The novel recounts events which occur on the fictional planet Windhaven. Its inhabitants are the descendants of human space voyagers who crash-landed on Windhaven centuries before the events of the book take place. After the crash, the survivors spread out across the many islands of Windhaven's primarily oceanic planetary surface and settled. In order to preserve tenuous lines of communication across vast seas, the stranded population constructed mechanically simplistic gliding rigs from available space-ship wreckage, which could be kept aloft by human pilots almost indefinitely in Windhaven's extremely windy atmosphere. After centuries of using this practice as the principal means of maintaining continuous social contact, Windhaven's "flyers" have developed into a class clearly separate from all others.
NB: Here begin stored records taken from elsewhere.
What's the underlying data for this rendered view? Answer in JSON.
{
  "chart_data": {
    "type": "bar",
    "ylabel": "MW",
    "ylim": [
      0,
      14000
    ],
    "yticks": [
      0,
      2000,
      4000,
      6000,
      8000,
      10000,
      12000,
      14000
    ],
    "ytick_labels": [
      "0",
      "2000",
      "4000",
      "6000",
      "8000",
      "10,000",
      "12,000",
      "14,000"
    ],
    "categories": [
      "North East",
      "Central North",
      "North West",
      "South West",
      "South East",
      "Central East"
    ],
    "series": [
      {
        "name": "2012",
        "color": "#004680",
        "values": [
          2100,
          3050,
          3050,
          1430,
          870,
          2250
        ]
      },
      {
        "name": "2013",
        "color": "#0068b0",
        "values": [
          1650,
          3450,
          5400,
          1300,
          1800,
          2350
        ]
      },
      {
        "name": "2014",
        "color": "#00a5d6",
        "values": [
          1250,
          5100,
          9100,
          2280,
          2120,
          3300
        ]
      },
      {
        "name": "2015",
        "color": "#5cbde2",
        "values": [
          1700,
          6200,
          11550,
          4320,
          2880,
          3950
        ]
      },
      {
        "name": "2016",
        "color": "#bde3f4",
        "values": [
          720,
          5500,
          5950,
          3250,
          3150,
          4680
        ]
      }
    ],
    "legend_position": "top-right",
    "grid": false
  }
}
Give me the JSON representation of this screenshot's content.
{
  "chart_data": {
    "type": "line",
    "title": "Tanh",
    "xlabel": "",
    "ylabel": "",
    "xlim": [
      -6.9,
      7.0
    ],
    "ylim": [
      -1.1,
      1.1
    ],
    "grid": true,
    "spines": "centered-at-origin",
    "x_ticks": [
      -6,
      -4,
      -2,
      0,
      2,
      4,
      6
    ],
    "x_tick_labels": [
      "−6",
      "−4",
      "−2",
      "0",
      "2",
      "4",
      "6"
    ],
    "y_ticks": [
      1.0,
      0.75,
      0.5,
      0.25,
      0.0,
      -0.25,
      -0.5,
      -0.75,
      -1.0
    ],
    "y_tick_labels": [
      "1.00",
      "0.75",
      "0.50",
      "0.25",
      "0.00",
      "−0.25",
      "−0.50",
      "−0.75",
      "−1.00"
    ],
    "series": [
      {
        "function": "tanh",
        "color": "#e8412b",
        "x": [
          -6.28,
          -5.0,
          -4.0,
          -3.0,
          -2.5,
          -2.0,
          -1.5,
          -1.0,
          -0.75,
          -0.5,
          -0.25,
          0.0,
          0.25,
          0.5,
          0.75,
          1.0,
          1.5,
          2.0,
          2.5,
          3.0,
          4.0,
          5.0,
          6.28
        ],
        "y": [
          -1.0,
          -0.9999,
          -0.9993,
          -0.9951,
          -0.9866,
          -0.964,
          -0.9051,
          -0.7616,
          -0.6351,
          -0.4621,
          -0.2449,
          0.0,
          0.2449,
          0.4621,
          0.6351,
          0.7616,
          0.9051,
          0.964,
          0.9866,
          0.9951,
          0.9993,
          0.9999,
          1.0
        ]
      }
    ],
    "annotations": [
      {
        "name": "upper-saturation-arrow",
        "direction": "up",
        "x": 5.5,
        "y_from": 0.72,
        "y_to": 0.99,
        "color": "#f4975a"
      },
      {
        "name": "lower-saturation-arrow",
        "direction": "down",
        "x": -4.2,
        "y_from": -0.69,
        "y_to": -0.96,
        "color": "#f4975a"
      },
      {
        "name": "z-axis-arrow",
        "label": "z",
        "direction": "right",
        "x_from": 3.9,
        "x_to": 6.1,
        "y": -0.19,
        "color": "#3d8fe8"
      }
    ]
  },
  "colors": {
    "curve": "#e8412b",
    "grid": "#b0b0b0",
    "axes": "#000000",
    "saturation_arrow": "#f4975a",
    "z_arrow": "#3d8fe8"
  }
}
Additionally, the flyer class maintains ownership of the flying rigs—which are commonly known as "wings"—by keeping them within dynastic flyer families and, therefore, none of Windhaven's people aside from those born into flyer families can legitimately aspire to ever wear them. These class-based differences serve as the impetus for the novel's character-driven narrative.
Maris is a young peasant girl who lives with her mother on the remote island Lesser Amberly. Her father, a fisherman, was killed an unspecified number of years before and Maris hardly remembers him. Though Maris and her mother survive mostly as scavenging "clam-diggers," they also collect refuse that washes onto the nearby beaches after violent coastal storms. Early one morning, Maris and her mother rise from bed and scour the beaches near their hovel for valuables after a particularly brutal tempest. Maris's search is largely fruitless and she recovers little. Afterward, however, she has a pivotal encounter with one of Windhaven's resident flyers.
Lesser Amberly itself is home to three flyers, one of whom, an adult male named Russ, lands on the shore near where Maris has concluded her search. Maris timidly approaches Russ and, during the chance meeting, he treats her with kindness and she, in turn, reveals to him that her most ardent wish is to become one of Windhaven's flyers.